Puslu, kirli bir havanın içinden geliyordu benim bu hayattaki tek kahramanım. Yüzü gözü kapkara, bareti kolunun altında, devasa büyük bir çizmeyle. Benim kahramanım… Babam…
Babam bana her gün ne kadar uzunlukta tüneller kazdığını anlatırdı. Aşağıda geçirdiği günlerin hikâyelerini ve benim gibi daha bir sürü çocuğun babasının orada olduğunu anlatırdı. Neden o kadar çok ve upuzun tünellere ihtiyacımız olduğunu hiç anlamazdım. Bu tüneller ne zaman bitecekti. Bitsin istiyordum. Kahraman babam artık tünelin sonunu görsün ve benimle oynamaya gelsin.
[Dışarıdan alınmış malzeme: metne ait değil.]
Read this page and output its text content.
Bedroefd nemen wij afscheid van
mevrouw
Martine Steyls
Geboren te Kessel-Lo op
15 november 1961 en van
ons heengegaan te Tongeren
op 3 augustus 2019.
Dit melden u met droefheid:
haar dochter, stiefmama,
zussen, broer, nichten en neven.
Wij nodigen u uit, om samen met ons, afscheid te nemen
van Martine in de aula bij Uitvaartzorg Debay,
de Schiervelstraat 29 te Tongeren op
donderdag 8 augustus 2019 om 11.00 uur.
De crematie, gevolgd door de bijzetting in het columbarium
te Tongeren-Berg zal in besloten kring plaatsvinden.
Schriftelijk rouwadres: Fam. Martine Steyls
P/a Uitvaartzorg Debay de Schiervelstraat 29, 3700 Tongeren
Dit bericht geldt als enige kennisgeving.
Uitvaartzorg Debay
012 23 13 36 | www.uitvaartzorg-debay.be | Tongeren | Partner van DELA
Annem her sabah hummalı bir hazırlık yapardı. Babamı tünel kazmaya gönderirken bir merasim gerçekleştirirdi sanki evde. Ee bir kahramanın kocası olmak kolay değildi. Ben de büyüyünce babam gibi kahraman olmak istiyorum. Babam bunu hiçbir zaman istemedi. Sen büyük adam ol, daha iyi işlerde çalış derdi.
Akşama kadar kahramanımı düşünürdüm, onu arkadaşlarıma anlatırdım. ”Benim babamın koskocaman botları var. Neredeyse benim boyum kadar, kocaman elleri var benim kafam kadar… O ellerle bizlere tüneller kazıyor. Şimdi burada buranın altında. Babam benim için dağları deliyor. Deliyor ki oynamaya gelemeyen diğer ülkelerde yaşayan çocuklar da tünellerden geçsin biz de geçelim ve hep beraber oynayalım diye… Ya…” Böyle anlatıyordum herkese.
Akşam olunca o bayırın başında durmuş, bekliyorum. Annem de büyük sabırsızlıkla bekliyor babamın gelmesini. Evet, babam babacığım kahramanım geliyor işte. “Anne, anne kahramanım babam geliyor”.
“Baba bugün de dağları deldin mi?
“Deldim oğlum”
“Anlatsana ne olur. Lütfen babacığım”
Annem de babamı görünce kocaman bir oh çekerdi. Bazen geç geldiğinde benimle yollara düşerdi. Annemin neden bu kadar telaşa kapıldığını anlamazdım. Elbet babam gelecekti.
İşte günlerim kahramanımın hikâyelerini dinlemek ve onları arkadaşlarıma anlatmakla geçirirdim.
Babam yine bu sabah bir merasimle gitti. Gitmeden önce bana sarıldı. O bakışlar, o unutamadığım bakışlar, o kocaman gözlerdeki… Ama akşam. Akşam o bayırda bekledim, bekledim, bekledim. Belki bugün daha fazla tünel kazmıştır bu yüzden gecikmiştir. Belki tünelin sonu gelmiştir çocukları bekliyordur. Bekledim hem de çok bekledim. Gelmedi babam. Günlerce bekledim ama benim o koskoca ayalı babam, canım babam gelmedi.
Bugün o tünelleri kazan çocukların kahramanları her gün eşlerine, çocuklarına kavuşamama korkusuyla iniyorlar yerin 500 metre altına. Her gün kadınlar acaba bugün sağ salim gelecek mi diye yollarda, pencerelerde bekliyorlar.
Kimi kocasını bir hastane kapısında kimisi soğuk bir mezar taşında buluyor. Yıllardır alınamayan, alınmayan önlemlerle kaç kişinin gözü yollarda, yüreği acıyla doluyor.